Firefighters and teachers rescue elderly residents from burning San Francisco building
SAN FRANCISCO, Calif. - San Francisco firefighters responded to a 2-alarm fire on Friday, where seven people were injured and 18 people were displaced.
The fire department said that two of those injuries were critical and two were serious.
The fire broke out at the St. Francis Square Co-op where many of the residents are senior citizens.
"I heard the fires, and I saw flames coming out of all the windows," said resident Nan Park.
Crews from the Red Cross were also on the scene to assist the 18 people who were displaced, according to fire officials.

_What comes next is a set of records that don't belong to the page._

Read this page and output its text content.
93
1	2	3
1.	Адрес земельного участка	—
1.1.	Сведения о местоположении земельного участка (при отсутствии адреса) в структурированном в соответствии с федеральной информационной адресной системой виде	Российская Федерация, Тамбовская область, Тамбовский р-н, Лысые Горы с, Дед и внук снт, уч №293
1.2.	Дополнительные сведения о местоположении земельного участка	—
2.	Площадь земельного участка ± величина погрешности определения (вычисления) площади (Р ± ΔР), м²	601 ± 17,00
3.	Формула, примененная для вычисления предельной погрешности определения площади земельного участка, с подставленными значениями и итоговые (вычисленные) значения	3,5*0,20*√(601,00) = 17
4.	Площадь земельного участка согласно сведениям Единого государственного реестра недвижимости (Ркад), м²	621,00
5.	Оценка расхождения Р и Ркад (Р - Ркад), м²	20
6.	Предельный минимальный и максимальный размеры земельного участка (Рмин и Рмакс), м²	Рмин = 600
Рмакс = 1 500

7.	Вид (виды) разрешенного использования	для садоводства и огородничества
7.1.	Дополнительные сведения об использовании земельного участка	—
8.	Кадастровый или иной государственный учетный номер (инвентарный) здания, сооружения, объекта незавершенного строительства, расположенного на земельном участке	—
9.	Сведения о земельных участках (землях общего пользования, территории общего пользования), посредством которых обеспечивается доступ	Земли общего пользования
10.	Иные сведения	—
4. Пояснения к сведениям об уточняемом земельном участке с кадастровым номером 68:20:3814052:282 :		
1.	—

The fire was reported about 10:30 a.m. on 10 Inca Lane and was contained about an hour later, fire crews said.
Two teachers at nearby Rosa Parks Elementary School, Vincent Reyes and Cecily Ina-Lee, rushed over to help.
"It was scary to see senior stuck up on balconies," Ina-Lee said.
They don't see themselves as heroes.
"We're teachers, so we care about other people," Reyes said. "And I think, hopefully anybody would do the same thing."
The San Francisco fire department originally reported that the fire was in an assistant living facility on 1355 Ellis Street.
In a video released by the fire department, all three floors of the residential complex were engulfed in flames.
"Very fast-moving fire, and it's rare for a fire during the day to make that much headway before we arrive," said Deputy Fire Chief Bob Postel.
"Crews immediately pulled two people out of the top floor in the rear, two people out of the ground floor in the rear who was trapped, one person on the second floor in the rear," Postel said.
The cause of the fire is still under investigation.